Let's talk a bit about PhantomJS (http://phantomjs.org/). It is a Headless Webkit which allows you to crawl a webpage from a URL and execute the Javascript code in the website just like a normal browser. By using PhantomJS, we can fetch the full HTML code from a certain URL. It requires us to write a bit of code but it does not take much time to understand. As you can see in render_fragment
method, we execute the shell command: phantomjs lib/snapshot/browser.js #{ url } --load-images=false
. We assume that phantomjs is installed on the computer which is serving this webpage (your local development computer or the server). The phantomjs command accepts 2 params: a path to the file containing the script to process the URL and the URL. Option --load-images=false
means that we do not have to make a request to load images in the HTML. Now, create lib/snapshot/browser.js
with the following content:
// Dependencies
var system = require('system'),
webpage = require('webpage');
// Arguments check
var url = system.args[1];
if (url) {
// Load page
var page = webpage.create();
// Set viewport
page.viewportSize = {
width: 1024,
height: 800
};
page.open(url, function(status) {
var attempts = 0;
function checkPageReady() {
var html;
// Evaluate page
html = page.evaluate(function() {
var content = document.getElementsByClassName("content")[0];
if (content.childElementCount > 0){
return document.getElementsByTagName('html')[0].outerHTML;
}
});
// Output HTML if defined and exit
if (html) {
console.log(html);
phantom.exit();
}
// Break if too many attempts were made
else if (attempts < 100) {
attempts++;
// Try again
setTimeout(checkPageReady, 100);
} else {
console.error('Failed to wait for the requested page to load');
phantom.exit();
}
}
if (status === 'success') {
// Check if page is fully loaded
checkPageReady();
} else {
// Otherwise, if page cannot be found, exit
phantom.exit();
}
});
}
Again, it is a bit long but not too complex to understand. The main function to look at is the page.open(url...
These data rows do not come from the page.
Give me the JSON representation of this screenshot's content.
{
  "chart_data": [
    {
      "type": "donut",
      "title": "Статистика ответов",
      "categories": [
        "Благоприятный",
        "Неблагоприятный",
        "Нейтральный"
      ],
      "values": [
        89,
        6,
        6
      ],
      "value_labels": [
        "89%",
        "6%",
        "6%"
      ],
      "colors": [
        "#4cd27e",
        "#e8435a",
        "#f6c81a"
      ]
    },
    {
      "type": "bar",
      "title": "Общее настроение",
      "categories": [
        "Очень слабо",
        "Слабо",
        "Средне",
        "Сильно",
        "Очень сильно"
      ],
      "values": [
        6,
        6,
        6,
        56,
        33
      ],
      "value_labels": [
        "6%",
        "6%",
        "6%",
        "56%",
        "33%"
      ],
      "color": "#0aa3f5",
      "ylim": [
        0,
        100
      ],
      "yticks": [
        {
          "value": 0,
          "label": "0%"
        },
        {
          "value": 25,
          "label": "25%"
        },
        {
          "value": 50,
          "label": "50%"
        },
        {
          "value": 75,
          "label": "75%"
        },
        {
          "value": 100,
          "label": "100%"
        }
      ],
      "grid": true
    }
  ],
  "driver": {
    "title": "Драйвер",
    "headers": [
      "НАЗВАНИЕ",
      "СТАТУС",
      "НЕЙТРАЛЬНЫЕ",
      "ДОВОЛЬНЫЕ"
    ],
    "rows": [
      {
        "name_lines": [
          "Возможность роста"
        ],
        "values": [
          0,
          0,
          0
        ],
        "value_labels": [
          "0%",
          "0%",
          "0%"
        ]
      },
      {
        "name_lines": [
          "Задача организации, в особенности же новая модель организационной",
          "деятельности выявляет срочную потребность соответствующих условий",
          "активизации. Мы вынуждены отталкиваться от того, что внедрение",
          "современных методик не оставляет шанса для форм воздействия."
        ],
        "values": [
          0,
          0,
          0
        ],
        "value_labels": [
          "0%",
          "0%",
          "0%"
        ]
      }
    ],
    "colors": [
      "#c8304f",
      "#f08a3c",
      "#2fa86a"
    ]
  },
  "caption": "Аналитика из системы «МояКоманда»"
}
. It is the function to fetch the HTML from a URL. However, different to curl, this function will also execute any javascript code presenting in the fetched HTML code. Because we want to make sure the HTML is fully rendered, we have to call page.evaluate
to check if the HTML currently contains any special element to indicate that the content has been fully loaded. Of course, this is totally application-dependent. For example, you might set attribute data-ready
of the <body>
tag to true
in your Angular code to say that the page has been fully loaded, and then check the corresponding attribute in the page.evaluate
function. When the needed element is presented, we use console.log
to write the output to the console, which will be assigned to the body
variable inside render_fragment
method. We also call checkPageReady()
recursively to check if HTML is fully loaded, and the attempts
variable is to prevent it from waiting for eternally.
As you can see, this is one of a solution we can use to tackle the issue of SEO in a single-page app. However, pre-rendering like this costs server resources and no caching is done here. It would be better to cache the HTML files so we only have to generate them once. You can also consider third-party services even though they are often expensive. Another thing to note is that sometimes no matter how you configure, Google just does not work the way you want.
I hope this is helpful. Happy coding!